The Mirage 5 retained the IIIE's twin DEFA guns, but added two additional pylons, for a total of seven. Maximum warload was 4,000 kg (8,800 lb). Provision for the SEPR rocket engine was deleted. 
Rising tensions in the Middle East led French President Charles de Gaulle to embargo the Israeli Mirage 5s on 3 June 1967. The Mirages continued to roll off the production line, even though they were embargoed, and by 1968 the batch was complete and the Israelis had provided final payments. 
In late 1969, the Israelis, who had pilots in France testing the aircraft, requested that the aircraft be transferred to Corsica, in theory to allow them to continue flight training during the winter. The French government became suspicious when the Israelis also tried to obtain long-range fuel tanks and cancelled the move.The Israelis finally gave up trying to get the aircraft and accepted a refund. 
Some sources claim cooperation with France resumed outside the public's eye and Israel received 50 Mirage 5s in crates from the AdA, while the AdA took over the 50 aircraft originally intended for Israel, as Mirage 5Fs.[3][4][5]Officially, Israel claimed to have built the aircraft after obtaining complete blueprints, naming them IAI Nesher.[6][7]

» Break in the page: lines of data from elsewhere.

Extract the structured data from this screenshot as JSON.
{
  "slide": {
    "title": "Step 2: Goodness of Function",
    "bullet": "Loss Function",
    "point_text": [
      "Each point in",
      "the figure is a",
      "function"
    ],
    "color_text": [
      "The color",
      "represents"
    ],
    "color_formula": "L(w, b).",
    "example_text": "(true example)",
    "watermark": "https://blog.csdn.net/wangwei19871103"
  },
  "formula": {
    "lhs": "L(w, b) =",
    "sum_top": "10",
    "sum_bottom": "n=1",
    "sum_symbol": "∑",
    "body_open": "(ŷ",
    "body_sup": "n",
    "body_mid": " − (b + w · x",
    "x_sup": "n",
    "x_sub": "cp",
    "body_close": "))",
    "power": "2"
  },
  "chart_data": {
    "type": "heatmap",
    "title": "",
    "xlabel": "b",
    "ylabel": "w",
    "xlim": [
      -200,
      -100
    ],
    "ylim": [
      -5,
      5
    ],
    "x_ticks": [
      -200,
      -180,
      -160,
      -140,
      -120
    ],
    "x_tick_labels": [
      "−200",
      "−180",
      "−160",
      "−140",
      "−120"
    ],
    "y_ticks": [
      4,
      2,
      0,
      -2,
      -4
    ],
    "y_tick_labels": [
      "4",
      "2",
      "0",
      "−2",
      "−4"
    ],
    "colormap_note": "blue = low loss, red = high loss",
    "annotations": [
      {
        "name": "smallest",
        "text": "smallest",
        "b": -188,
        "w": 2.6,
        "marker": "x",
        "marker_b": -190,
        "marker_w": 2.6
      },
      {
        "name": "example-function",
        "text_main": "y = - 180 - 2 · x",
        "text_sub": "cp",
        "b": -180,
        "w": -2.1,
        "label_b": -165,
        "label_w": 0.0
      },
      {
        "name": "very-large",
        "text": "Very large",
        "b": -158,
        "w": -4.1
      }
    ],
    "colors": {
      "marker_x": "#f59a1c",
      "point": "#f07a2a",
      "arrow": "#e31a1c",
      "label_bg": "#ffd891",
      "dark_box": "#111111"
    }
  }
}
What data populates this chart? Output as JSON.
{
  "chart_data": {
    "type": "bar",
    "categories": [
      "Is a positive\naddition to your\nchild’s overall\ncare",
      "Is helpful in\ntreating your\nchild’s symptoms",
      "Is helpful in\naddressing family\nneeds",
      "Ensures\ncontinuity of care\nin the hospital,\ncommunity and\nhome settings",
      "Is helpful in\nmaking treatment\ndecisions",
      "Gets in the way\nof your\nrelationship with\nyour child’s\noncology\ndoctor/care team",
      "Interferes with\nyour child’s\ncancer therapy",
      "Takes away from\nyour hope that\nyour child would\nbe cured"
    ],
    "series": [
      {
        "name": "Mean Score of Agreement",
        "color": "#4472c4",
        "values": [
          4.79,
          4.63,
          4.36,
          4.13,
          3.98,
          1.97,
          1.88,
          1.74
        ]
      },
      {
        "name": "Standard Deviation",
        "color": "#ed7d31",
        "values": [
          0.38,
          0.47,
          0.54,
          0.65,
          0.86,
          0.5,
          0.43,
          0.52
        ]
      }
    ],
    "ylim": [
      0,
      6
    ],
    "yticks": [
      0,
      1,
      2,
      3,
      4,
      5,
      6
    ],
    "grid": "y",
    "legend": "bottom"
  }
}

In my dissertation I looked at the involvement of the Russian president in setting up deals for arms sales to other countries. There are some theories about arms transfers that would say that states such as France would be less likely to bow to pressure to restrict arms sales since there is a great deal of domestic pressure and incentives to produce these weapons systems for export. The customer (Israel) and the context (the 1967 war) are certainly factors to consider when looking at the case.  However, this is also in contrast to France's continued plan to sell Mistrel class ships to Russia in the midst of sanctions on Russia for its actions in Crimea and Ukraine.

I was happy to find more examples of presidential involvement in such matters because it reinforces the important foreign policy implications of exporting coercive capabilities to other states in the world system.